Sami Khiyami (سامي خيامي) is a Syrian diplomat, former Syrian ambassador to London.

==Background==
Born on 28 August 1948, Khiyami studied Electrical Engineering at the American University of Beirut in Lebanon, and Claude Bernard University Lyon 1, France. An electronics expert by training, he has held a number of professional roles, including senior advisor to the Syrian banking industry and a member of the board of Syrian Arab Airlines. He speaks Arabic, English, French, and German.

==Issues==
In July 2006, Khiyami announced to the London media that Syria was attempting to dissuade Hezbollah from continuing to launch rocket attacks on Israel, the latter being part of the claimed justification for Israel's July air strikes on Lebanon.

Khiyami has also argued that the international community, when gauging its response to the Middle East conflict, should examine the totality of the conflict's victims.

Khiyami was seen as collaborating closely with Ghayth Armanazi of the Syrian Media Centre, London, and the British Syrian Society.

On April 28, 2011, Khiyami's invitation to Prince William's wedding was formally withdrawn due to Syria's violent response to protesters.

Khiyami left his position as ambassador to the United Kingdom in March 2012. He quit the diplomatic service shortly thereafter, citing the excessive use of violence of the Syrian governments against protesters as the reason for his resignation.

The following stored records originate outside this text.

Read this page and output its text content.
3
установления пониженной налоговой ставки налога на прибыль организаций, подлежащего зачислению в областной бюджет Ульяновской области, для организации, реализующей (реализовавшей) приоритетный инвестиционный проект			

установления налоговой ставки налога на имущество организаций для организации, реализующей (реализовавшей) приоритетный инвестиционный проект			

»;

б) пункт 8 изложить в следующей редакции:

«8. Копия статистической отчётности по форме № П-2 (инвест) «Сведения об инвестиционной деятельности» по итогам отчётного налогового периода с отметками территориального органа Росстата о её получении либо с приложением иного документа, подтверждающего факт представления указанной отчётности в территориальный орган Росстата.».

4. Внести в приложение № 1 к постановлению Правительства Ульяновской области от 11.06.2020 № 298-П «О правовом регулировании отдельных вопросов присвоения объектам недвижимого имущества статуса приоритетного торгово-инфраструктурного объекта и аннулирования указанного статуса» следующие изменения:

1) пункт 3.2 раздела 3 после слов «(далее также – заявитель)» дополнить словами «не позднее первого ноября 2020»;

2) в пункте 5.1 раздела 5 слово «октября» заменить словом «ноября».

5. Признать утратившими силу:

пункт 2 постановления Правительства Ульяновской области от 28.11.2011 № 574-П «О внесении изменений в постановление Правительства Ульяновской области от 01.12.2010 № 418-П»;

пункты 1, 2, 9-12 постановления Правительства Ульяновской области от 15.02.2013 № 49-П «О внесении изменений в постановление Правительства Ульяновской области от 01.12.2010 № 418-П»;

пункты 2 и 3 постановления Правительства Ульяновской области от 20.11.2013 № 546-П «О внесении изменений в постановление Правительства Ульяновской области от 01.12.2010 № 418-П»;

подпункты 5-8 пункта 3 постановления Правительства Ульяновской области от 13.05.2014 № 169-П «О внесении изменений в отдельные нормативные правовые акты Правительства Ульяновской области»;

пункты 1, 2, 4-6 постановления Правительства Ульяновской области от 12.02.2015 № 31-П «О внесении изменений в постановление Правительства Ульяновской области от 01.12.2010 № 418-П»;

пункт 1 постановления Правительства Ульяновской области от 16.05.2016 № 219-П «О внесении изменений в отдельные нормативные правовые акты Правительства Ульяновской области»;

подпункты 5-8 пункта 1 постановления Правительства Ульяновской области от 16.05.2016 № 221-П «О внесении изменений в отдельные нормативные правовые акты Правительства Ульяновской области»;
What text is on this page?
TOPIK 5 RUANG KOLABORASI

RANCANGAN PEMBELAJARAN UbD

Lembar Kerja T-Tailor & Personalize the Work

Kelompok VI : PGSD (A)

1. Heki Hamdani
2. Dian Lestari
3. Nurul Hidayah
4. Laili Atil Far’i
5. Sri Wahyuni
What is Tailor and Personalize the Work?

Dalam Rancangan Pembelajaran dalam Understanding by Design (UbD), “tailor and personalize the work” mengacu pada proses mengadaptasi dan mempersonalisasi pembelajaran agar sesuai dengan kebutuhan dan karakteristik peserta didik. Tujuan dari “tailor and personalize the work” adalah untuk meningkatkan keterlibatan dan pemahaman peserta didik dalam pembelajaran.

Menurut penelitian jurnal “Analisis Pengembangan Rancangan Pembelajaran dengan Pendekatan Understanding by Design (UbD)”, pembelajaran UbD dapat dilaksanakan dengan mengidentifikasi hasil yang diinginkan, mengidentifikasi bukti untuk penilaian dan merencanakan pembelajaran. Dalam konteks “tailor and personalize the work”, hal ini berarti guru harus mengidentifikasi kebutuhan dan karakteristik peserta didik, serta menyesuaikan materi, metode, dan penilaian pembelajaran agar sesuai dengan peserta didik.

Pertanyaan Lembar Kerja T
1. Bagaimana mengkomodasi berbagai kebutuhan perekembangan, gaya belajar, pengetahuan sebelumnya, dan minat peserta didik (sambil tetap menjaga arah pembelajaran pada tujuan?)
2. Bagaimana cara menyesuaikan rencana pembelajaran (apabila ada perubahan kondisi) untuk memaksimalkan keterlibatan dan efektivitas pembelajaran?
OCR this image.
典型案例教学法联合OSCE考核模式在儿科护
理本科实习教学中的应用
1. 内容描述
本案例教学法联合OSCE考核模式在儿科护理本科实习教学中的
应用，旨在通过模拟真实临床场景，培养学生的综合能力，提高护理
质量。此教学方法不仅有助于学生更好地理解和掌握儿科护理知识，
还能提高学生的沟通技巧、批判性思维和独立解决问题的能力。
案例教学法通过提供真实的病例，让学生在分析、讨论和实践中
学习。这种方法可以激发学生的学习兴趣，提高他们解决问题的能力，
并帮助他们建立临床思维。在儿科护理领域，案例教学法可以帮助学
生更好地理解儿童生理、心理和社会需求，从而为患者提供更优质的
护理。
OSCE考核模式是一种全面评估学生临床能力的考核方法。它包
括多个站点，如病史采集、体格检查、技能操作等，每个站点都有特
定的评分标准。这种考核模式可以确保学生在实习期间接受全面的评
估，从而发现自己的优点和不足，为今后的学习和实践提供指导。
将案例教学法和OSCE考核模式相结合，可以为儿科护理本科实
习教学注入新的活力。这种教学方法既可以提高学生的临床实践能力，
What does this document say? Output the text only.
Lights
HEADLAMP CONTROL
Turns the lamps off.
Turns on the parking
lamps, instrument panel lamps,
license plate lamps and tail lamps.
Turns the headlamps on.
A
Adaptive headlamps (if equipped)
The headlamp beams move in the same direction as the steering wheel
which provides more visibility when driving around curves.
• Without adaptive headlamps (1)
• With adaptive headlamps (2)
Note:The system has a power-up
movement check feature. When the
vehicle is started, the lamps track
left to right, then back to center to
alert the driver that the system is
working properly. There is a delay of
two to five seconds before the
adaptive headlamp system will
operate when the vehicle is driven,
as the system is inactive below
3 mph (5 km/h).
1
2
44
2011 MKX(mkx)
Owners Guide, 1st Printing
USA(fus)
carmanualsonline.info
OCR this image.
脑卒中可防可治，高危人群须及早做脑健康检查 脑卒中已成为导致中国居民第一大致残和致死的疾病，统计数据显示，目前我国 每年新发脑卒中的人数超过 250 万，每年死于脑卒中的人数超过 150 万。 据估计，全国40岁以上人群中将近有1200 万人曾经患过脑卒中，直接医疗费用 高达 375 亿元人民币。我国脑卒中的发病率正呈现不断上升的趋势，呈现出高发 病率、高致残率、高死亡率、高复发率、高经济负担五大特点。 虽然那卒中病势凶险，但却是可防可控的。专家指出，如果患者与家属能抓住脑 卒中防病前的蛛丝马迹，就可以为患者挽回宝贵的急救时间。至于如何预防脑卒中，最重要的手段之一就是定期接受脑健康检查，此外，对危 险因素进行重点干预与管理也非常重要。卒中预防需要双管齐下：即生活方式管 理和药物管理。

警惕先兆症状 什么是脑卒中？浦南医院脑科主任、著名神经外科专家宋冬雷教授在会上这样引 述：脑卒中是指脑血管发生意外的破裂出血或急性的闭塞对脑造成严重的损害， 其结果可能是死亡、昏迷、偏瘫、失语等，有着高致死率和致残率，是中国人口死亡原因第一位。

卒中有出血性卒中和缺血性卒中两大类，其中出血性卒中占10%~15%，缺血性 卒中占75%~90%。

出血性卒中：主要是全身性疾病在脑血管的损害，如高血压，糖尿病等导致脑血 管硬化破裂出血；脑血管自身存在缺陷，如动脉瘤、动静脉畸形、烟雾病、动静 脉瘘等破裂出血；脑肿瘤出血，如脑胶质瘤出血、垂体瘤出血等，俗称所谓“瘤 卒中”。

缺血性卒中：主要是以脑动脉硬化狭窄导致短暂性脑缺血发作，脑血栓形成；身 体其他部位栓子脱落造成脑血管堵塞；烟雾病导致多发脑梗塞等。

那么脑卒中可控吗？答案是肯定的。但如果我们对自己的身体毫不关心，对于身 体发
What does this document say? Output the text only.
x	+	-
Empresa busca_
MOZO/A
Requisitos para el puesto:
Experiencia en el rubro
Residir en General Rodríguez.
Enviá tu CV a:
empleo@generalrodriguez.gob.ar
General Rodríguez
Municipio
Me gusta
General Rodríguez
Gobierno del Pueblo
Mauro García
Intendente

According to German and Arabic media reports Khiyami is among the founding members of an initiative called the 'Council of the Syrian Charter' that unites elders and representatives from various Syrian families, clans, tribes and communities both inside and outside of Syria. Khiyami is said to have played an important role in the drafting of a document known as the 'Code of Conduct for Syrian Coexistence' that was solemnly signed by community representatives, including Syrian Alawites, in 2017.